Miller further describes how the range of possibilities for retelling a particular interpretation also always depends on three things: the contents of sentences that the author has at their disposal, the ability to combine “unfinished” statements so that they create a whole when joined by other,” and the commitment “in being treating each voice with the same rights as the other voices.”
Stories never stop being created. This is who we are as people. As Bukojemski explained in the Auschwitz workshop, oral history testimony is merely the raw materials; memories are not assembled, but the truth in the story is the path we seek, find in fragments and ultimately construct.
“Love” is ultimately a full narrative with tension, drama all derived from turning testimony to documentary. This particular intersection of history crafted into storytelling moves us in an emotional way. It deepens our understanding of individual experience set against a larger tapestry of the full social experience.

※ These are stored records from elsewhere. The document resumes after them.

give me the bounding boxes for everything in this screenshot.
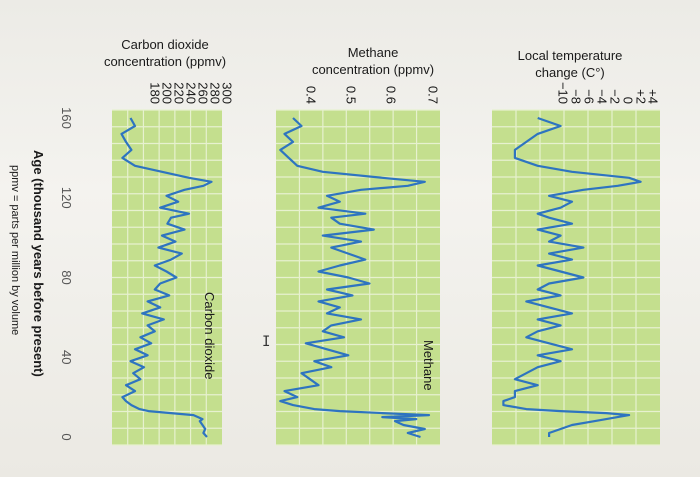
y-tick-label: −8 — [569, 89, 584, 104]
y-tick-label: 0.5 — [344, 86, 359, 104]
co2-title-line-1: Carbon dioxide — [121, 37, 209, 52]
y-tick-label: 0 — [621, 97, 636, 104]
y-tick-label: 0.4 — [304, 86, 319, 104]
y-tick-label: 260 — [196, 82, 211, 104]
temperature-title-line-2: change (C°) — [535, 65, 605, 80]
methane-series-label: Methane — [421, 340, 436, 391]
y-tick-label: +4 — [646, 89, 661, 104]
data-line-0 — [502, 116, 642, 437]
data-line-1 — [279, 117, 431, 439]
x-tick-label: 80 — [59, 270, 74, 284]
temperature-axis-title: Local temperature change (C°) — [500, 47, 640, 81]
text-cursor-icon: I — [262, 334, 271, 350]
methane-axis-title: Methane concentration (ppmv) — [298, 44, 448, 78]
y-tick-label: −6 — [582, 89, 597, 104]
y-tick-label: 0.7 — [426, 86, 441, 104]
methane-title-line-2: concentration (ppmv) — [311, 62, 435, 77]
x-axis-title: Age (thousand years before present) — [31, 150, 46, 377]
y-tick-label: −10 — [556, 82, 571, 104]
y-tick-label: 0.6 — [384, 86, 399, 104]
methane-title-line-1: Methane — [347, 45, 399, 60]
x-tick-label: 0 — [59, 433, 74, 440]
y-tick-label: 300 — [220, 82, 235, 104]
x-tick-label: 120 — [59, 187, 74, 209]
y-tick-label: 200 — [160, 82, 175, 104]
y-tick-label: 220 — [172, 82, 187, 104]
x-tick-label: 40 — [59, 350, 74, 364]
y-tick-label: 280 — [208, 82, 223, 104]
co2-axis-title: Carbon dioxide concentration (ppmv) — [90, 36, 240, 70]
temperature-title-line-1: Local temperature — [517, 48, 623, 63]
y-tick-label: −4 — [595, 89, 610, 104]
data-line-2 — [120, 117, 213, 438]
co2-series-label: Carbon dioxide — [202, 292, 217, 379]
x-tick-label: 160 — [59, 107, 74, 129]
y-tick-label: 180 — [148, 82, 163, 104]
y-tick-label: −2 — [608, 89, 623, 104]
y-tick-label: +2 — [634, 89, 649, 104]
footnote: ppmv = parts per million by volume — [9, 165, 21, 335]
y-tick-label: 240 — [184, 82, 199, 104]
co2-title-line-2: concentration (ppmv) — [103, 54, 227, 69]
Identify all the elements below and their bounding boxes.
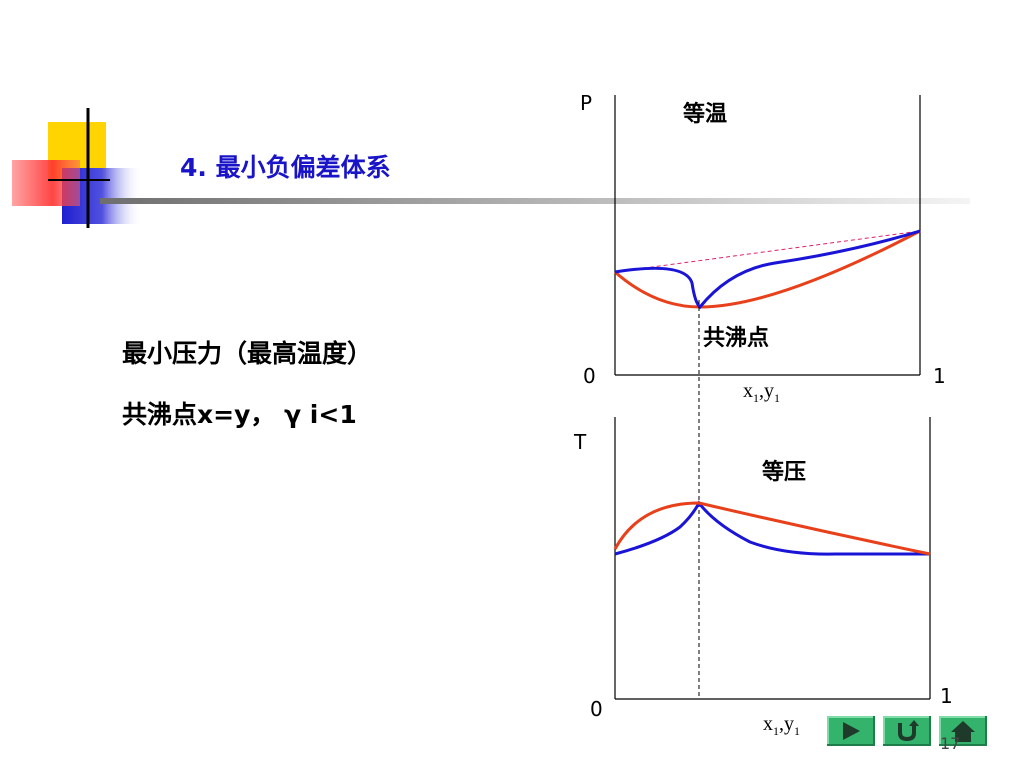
pxy-diagram xyxy=(614,95,921,376)
return-button[interactable] xyxy=(882,715,932,747)
azeotrope-connector xyxy=(698,300,700,698)
corner-decoration xyxy=(12,108,142,228)
txy-end-label: 1 xyxy=(940,684,953,708)
page-number: 17 xyxy=(940,734,961,753)
txy-heading: 等压 xyxy=(762,460,807,485)
next-slide-button[interactable] xyxy=(826,715,876,747)
txy-diagram xyxy=(613,417,931,700)
text-azeotrope-condition: 共沸点x=y， γ i<1 xyxy=(122,400,357,429)
home-button[interactable] xyxy=(938,715,988,747)
pxy-heading: 等温 xyxy=(683,102,728,127)
pxy-vapor-curve xyxy=(614,229,921,310)
txy-x-axis-label: x1,y1 xyxy=(763,713,800,738)
return-icon xyxy=(898,720,919,742)
slide-title: 4. 最小负偏差体系 xyxy=(180,153,391,182)
pxy-origin-label: 0 xyxy=(583,364,596,388)
play-icon xyxy=(843,722,860,740)
pxy-liquid-curve xyxy=(614,229,921,309)
txy-liquid-curve xyxy=(614,500,930,556)
pxy-axis-label-p: P xyxy=(580,91,593,115)
text-min-pressure: 最小压力（最高温度） xyxy=(122,339,373,368)
ideal-raoult-line xyxy=(614,230,921,273)
pxy-x-axis-label: x1,y1 xyxy=(743,380,780,405)
azeotrope-label: 共沸点 xyxy=(703,326,770,351)
txy-vapor-curve xyxy=(613,501,931,556)
pxy-end-label: 1 xyxy=(933,364,946,388)
title-rule xyxy=(100,198,970,204)
home-icon xyxy=(951,721,975,742)
txy-axis-label-t: T xyxy=(574,430,587,454)
txy-origin-label: 0 xyxy=(590,697,603,721)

Oral historians can take note of the cohesiveness achieved by Bukojemski’s polyphonic composition method, including the transparency of the film itself—the process of interpreting, reconstructing, and arranging the materials is partly evident in the public work product. Exposing such self-reflexiveness only nuances the audience’s understanding and appreciation of the story.
Steve Fuchs is a part time student at OHMA and is also C.E.O. of True North, Inc., a digital advertising agency in NYC and San Francisco. He graduated from Syracuse University in 1979 and serves on the Board of Advisors to the S.I. Newhouse School of Communications.
This post represents the opinion of the author, and not of OHMA.